Pliny the Elder considered the turnip one of the most important vegetables of his day, rating it "directly after cereals or at all events after the bean, since its utility surpasses that of any other plant". Pliny praised it as a source of fodder for farm animals, noting that this vegetable is not particular about the type of soil in which it grows and, because it can be left in the ground until the next harvest, it "prevents the effects of famine" for humans.
The Macomber turnip (actually a rutabaga) dating from the late 19th century features in one of the very few historic markers for a vegetable, on Main Road in Westport, Massachusetts.
In England, around 1700, Turnip Townshend promoted the use of turnips in a four-year crop-rotation system that enabled year-round livestock production.
In the south of England, the smaller white vegetables are called turnips, while the larger yellow ones are referred to as swedes. In the USA, turnips are the same, but swedes are usually called rutabagas. In Scotland, Ireland, northern England, and parts of Canada, the usage is confusingly reversed, with the yellow vegetables being called turnips or neeps, and the white ones swedes. Neeps are mashed and eaten with haggis, traditionally on Burns Night.
Turnip lanterns are an old tradition; since inaugural Halloween festivals in Ireland and Scotland, turnips (rutabaga) have been carved out and used as candle lanterns. At Samhain, candle lanterns carved from turnips — samhnag — were part of the traditional Celtic festival. Large turnips were hollowed out, carved with faces, and placed in windows, used to ward off harmful spirits. At Halloween in Scotland in 1895, masqueraders in disguise carried lanterns made out of scooped-out turnips.

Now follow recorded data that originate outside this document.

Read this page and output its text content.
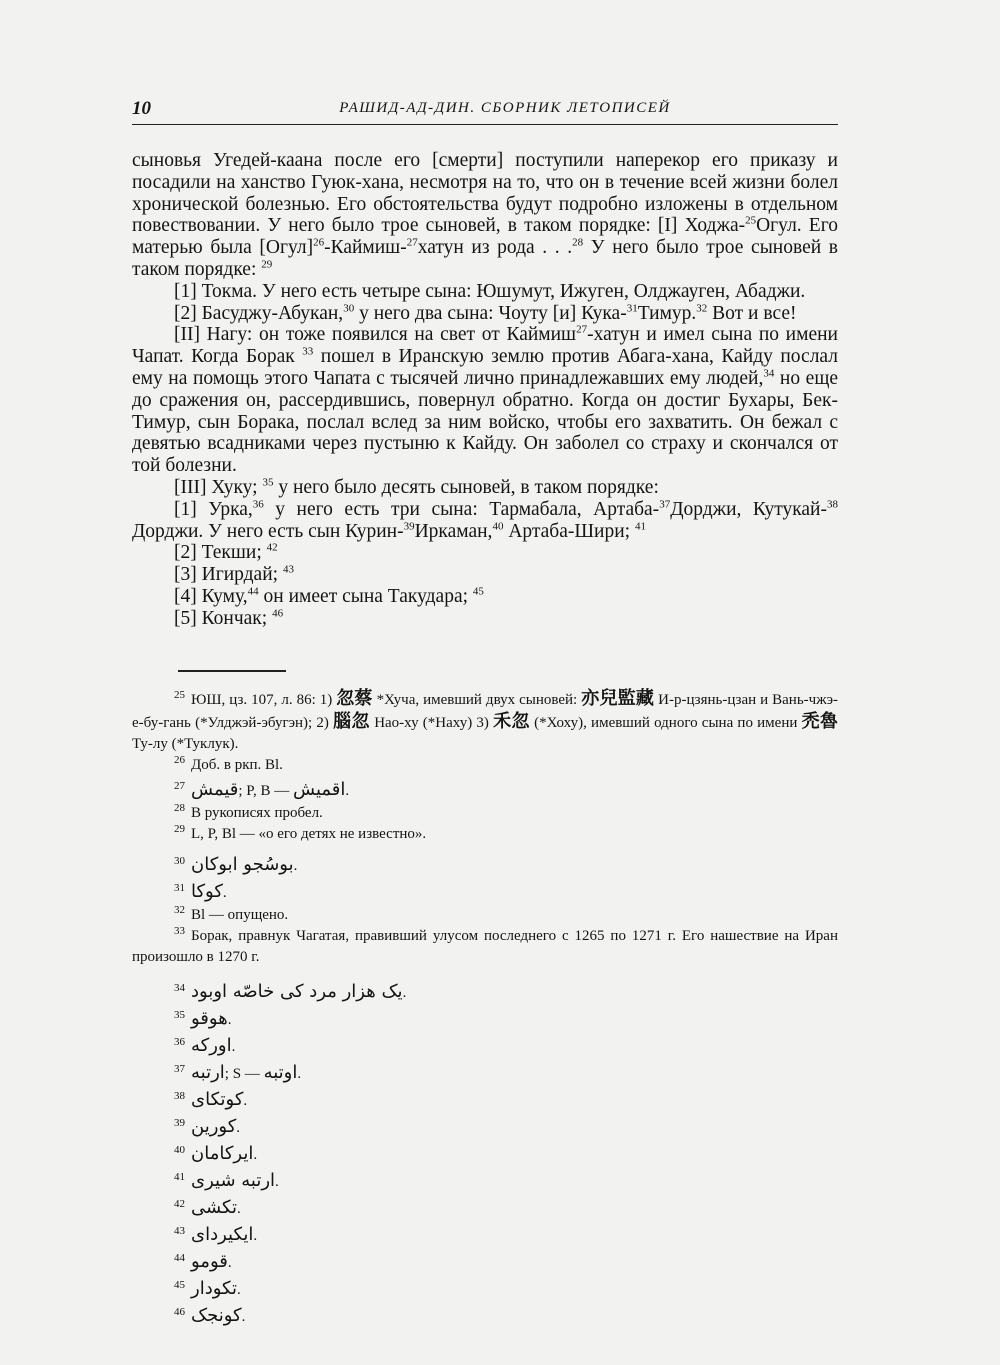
10	РАШИД-АД-ДИН. СБОРНИК ЛЕТОПИСЕЙ

сыновья Угедей-каана после его [смерти] поступили наперекор его приказу и посадили на ханство Гуюк-хана, несмотря на то, что он в течение всей жизни болел хронической болезнью. Его обстоятельства будут подробно изложены в отдельном повествовании. У него было трое сыновей, в таком порядке: [I] Ходжа-$^{25}$Огул. Его матерью была [Огул]$^{26}$-Каймиш-$^{27}$хатун из рода . . .$^{28}$ У него было трое сыновей в таком порядке: $^{29}$

[1] Токма. У него есть четыре сына: Юшумут, Ижуген, Олджауген, Абаджи.

[2] Басуджу-Абукан,$^{30}$ у него два сына: Чоуту [и] Кука-$^{31}$Тимур.$^{32}$ Вот и все!

[II] Нагу: он тоже появился на свет от Каймиш$^{27}$-хатун и имел сына по имени Чапат. Когда Борак $^{33}$ пошел в Иранскую землю против Абага-хана, Кайду послал ему на помощь этого Чапата с тысячей лично принадлежавших ему людей,$^{34}$ но еще до сражения он, рассердившись, повернул обратно. Когда он достиг Бухары, Бек-Тимур, сын Борака, послал вслед за ним войско, чтобы его захватить. Он бежал с девятью всадниками через пустыню к Кайду. Он заболел со страху и скончался от той болезни.

[III] Хуку; $^{35}$ у него было десять сыновей, в таком порядке:

[1] Урка,$^{36}$ у него есть три сына: Тармабала, Артаба-$^{37}$Дорджи, Кутукай-$^{38}$ Дорджи. У него есть сын Курин-$^{39}$Иркаман,$^{40}$ Артаба-Шири; $^{41}$

[2] Текши; $^{42}$

[3] Игирдай; $^{43}$

[4] Куму,$^{44}$ он имеет сына Такудара; $^{45}$

[5] Кончак; $^{46}$

$^{25}$ ЮШ, цз. 107, л. 86: 1) 忽蔡 *Хуча, имевший двух сыновей: 亦兒監藏 И-р-цзянь-цзан и Вань-чжэ-е-бу-гань (*Улджэй-эбугэн); 2) 腦忽 Нао-ху (*Наху) 3) 禾忽 (*Хоху), имевший одного сына по имени 禿魯 Ту-лу (*Туклук).

$^{26}$ Доб. в ркп. Bl.

$^{27}$ قیمش; P, B — اقمیش.

$^{28}$ В рукописях пробел.

$^{29}$ L, P, Bl — «о его детях не известно».

$^{30}$ بوسُجو ابوکان.

$^{31}$ کوکا.

$^{32}$ Bl — опущено.

$^{33}$ Борак, правнук Чагатая, правивший улусом последнего с 1265 по 1271 г. Его нашествие на Иран произошло в 1270 г.

$^{34}$ یک هزار مرد کی خاصّه اوبود.

$^{35}$ هوقو.

$^{36}$ اورکه.

$^{37}$ ارتبه; S — اوتبه.

$^{38}$ کوتکای.

$^{39}$ کورین.

$^{40}$ ایرکامان.

$^{41}$ ارتبه شیری.

$^{42}$ تکشی.

$^{43}$ ایکیردای.

$^{44}$ قومو.

$^{45}$ تکودار.

$^{46}$ کونجک.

In Nordic countries, turnips provided the staple crop before their replacement by the potato in the 18th century. The cross between turnip and cabbage, rutabaga, was possibly first produced in Scandinavia.
In Turkey, particularly in the area near Adana, turnips are used to flavor şalgam, a juice made from purple carrots and spices served ice cold. In Middle Eastern countries such as Lebanon, turnips are pickled.

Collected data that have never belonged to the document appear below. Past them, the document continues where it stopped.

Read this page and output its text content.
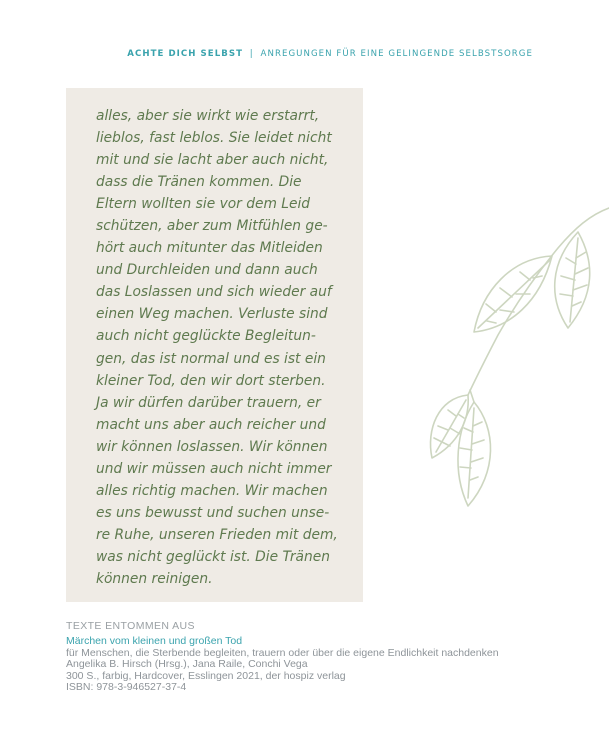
ACHTE DICH SELBST | ANREGUNGEN FÜR EINE GELINGENDE SELBSTSORGE
alles, aber sie wirkt wie erstarrt,
lieblos, fast leblos. Sie leidet nicht
mit und sie lacht aber auch nicht,
dass die Tränen kommen. Die
Eltern wollten sie vor dem Leid
schützen, aber zum Mitfühlen ge-
hört auch mitunter das Mitleiden
und Durchleiden und dann auch
das Loslassen und sich wieder auf
einen Weg machen. Verluste sind
auch nicht geglückte Begleitun-
gen, das ist normal und es ist ein
kleiner Tod, den wir dort sterben.
Ja wir dürfen darüber trauern, er
macht uns aber auch reicher und
wir können loslassen. Wir können
und wir müssen auch nicht immer
alles richtig machen. Wir machen
es uns bewusst und suchen unse-
re Ruhe, unseren Frieden mit dem,
was nicht geglückt ist. Die Tränen
können reinigen.
TEXTE ENTOMMEN AUS
Märchen vom kleinen und großen Tod
für Menschen, die Sterbende begleiten, trauern oder über die eigene Endlichkeit nachdenken
Angelika B. Hirsch (Hrsg.), Jana Raile, Conchi Vega
300 S., farbig, Hardcover, Esslingen 2021, der hospiz verlag
ISBN: 978-3-946527-37-4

In Japan, pickled turnips are also popular and are sometimes stir-fried with salt or soy sauce. Turnip greens are included in the ritual of the Festival of Seven Herbs, called suzuna.
In the United States, stewed turnips are eaten as a root vegetable in the autumn and winter. The greens of the turnip are harvested and eaten all year. Turnip greens may be cooked with a ham hock or piece of fat pork meat, the juice produced in the stewing process prized as pot liquor. Stewed turnip greens are often eaten with vinegar.
In the Friuli region of Italy, a popular side dish, called brovada, is made of shredded turnip marinated in red grape pomace.
In Iran, boiled turnip-roots (with salt) are a common household remedy for cough and cold.
In the Punjab and Kashmir regions of India and Pakistan, turnips are used in variety of dishes, most notably Shab Degh.
In Brazil, turnips (nabos) are traditionally regarded as distasteful, or at least somewhat disagreeable and unpleasant at the first bite or taste. Part of this bias reportedly stems from the Middle Ages, where, for the reason of being inexpensive, turnips became in Iberia (and thus in Iberian-descended cultures) associated with the poor, and avoided in the diet of the nobility.
The turnip is an old vegetable charge in heraldry. It was used by Leonhard von Keutschach, prince-archbishop of Salzburg. The turnip is still the heart shield in the arms of Keutschach am See.